Despite this extraordinary contradiction, the RATE project has been marketed as a success, with books, DVDs, and conferences proclaiming accelerated nuclear decay as a rock-solid fact, supported by "overwhelming" evidence. The heat problem is casually dismissed as merely a minor issue — if in fact it ever gets mentioned at all. Accelerated nuclear decay is now touted as the cornerstone of the YEC objections to radiometric dating.

The crown jewels of young-earth research?

If you're a young-earth creationist, struggling to figure out why even many born-again, Spirit-filled Christians find the LSDYEC position an embarrassment despite having a high regard for the Bible, this is why. The sheer absurdity of the RATE team's willingness to downplay the 22,000°C heat problem is mind-boggling. Reading the conclusion of the RATE report, it is almost impossible to believe that it is genuine creationist apologetics, and not some sort of wild atheist parody like the Flying Spaghetti Monster or Last Thursdayism. Even one young-earth creationist friend I spoke to about it thought it was some kind of hoax to "discredit creationism." 22,000°C is four times as hot as the surface of the sun, and hot enough to vaporise the entire planet.

But this is no parody, nor is it the idea of some fringe armchair physicist, nor can it be excused as shoestring research that was only flaky through being under-funded. As far as young-earth research goes, this is about as mainstream as it gets. The RATE project was the most expensive, extensive and thorough research project ever carried out by YEC scientists. They threw eight years, six of their best physicists and geologists, and more than a million dollars at the problem. It has been endorsed by all the major YEC organisations. It represents the very crown jewels of young-earth science.
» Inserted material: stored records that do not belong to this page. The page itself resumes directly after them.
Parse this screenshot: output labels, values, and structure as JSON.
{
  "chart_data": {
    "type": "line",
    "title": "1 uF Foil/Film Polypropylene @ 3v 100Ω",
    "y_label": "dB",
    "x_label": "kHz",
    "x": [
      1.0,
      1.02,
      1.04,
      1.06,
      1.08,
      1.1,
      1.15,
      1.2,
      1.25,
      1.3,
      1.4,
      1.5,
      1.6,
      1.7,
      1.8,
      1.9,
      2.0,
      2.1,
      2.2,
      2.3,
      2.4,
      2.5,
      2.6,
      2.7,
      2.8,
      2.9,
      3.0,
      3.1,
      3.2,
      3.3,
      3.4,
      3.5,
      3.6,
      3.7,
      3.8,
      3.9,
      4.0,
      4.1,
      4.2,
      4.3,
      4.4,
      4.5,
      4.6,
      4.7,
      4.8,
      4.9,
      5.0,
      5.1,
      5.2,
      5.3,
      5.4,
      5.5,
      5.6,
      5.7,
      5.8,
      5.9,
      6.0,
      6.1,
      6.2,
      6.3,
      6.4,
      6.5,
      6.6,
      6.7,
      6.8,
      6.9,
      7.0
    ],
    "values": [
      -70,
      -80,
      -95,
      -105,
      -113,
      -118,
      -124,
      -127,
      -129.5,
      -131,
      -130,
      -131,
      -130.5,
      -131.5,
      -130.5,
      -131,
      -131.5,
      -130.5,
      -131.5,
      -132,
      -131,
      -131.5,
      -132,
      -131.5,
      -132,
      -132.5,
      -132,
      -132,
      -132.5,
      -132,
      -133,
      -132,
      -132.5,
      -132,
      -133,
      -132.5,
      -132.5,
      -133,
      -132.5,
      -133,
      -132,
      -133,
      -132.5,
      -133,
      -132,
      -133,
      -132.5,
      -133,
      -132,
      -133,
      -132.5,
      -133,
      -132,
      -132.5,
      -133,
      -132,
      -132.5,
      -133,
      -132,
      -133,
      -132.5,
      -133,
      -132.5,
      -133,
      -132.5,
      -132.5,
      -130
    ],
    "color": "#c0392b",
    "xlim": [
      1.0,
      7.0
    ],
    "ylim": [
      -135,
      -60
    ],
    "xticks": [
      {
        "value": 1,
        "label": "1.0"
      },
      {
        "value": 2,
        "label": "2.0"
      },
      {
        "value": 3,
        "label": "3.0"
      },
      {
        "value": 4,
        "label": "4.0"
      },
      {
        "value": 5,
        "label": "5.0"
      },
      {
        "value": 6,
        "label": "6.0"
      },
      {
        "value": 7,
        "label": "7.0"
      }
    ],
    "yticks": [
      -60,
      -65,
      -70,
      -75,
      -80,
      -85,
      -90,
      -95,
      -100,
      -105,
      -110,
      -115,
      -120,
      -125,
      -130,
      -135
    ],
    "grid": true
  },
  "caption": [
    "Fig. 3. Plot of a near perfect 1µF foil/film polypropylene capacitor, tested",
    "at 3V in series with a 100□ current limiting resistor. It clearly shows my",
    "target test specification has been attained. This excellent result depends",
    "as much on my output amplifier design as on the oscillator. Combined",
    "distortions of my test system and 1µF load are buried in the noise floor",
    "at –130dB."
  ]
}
This is what happens when you try to make scientific evidence fit conclusions that it does not support. The consensus of professional geochronologists is that the earth is 4.54±0.05 billion years old, and any challenge to that figure needs to be based on sound methodology, honest reporting of results, and careful scrutiny through a process of independent peer review. It simply isn't honest to make up science fiction to try and fit the conclusions you want to get. It does not honour God and it does not uphold the Bible. On the contrary, it makes a mockery of it.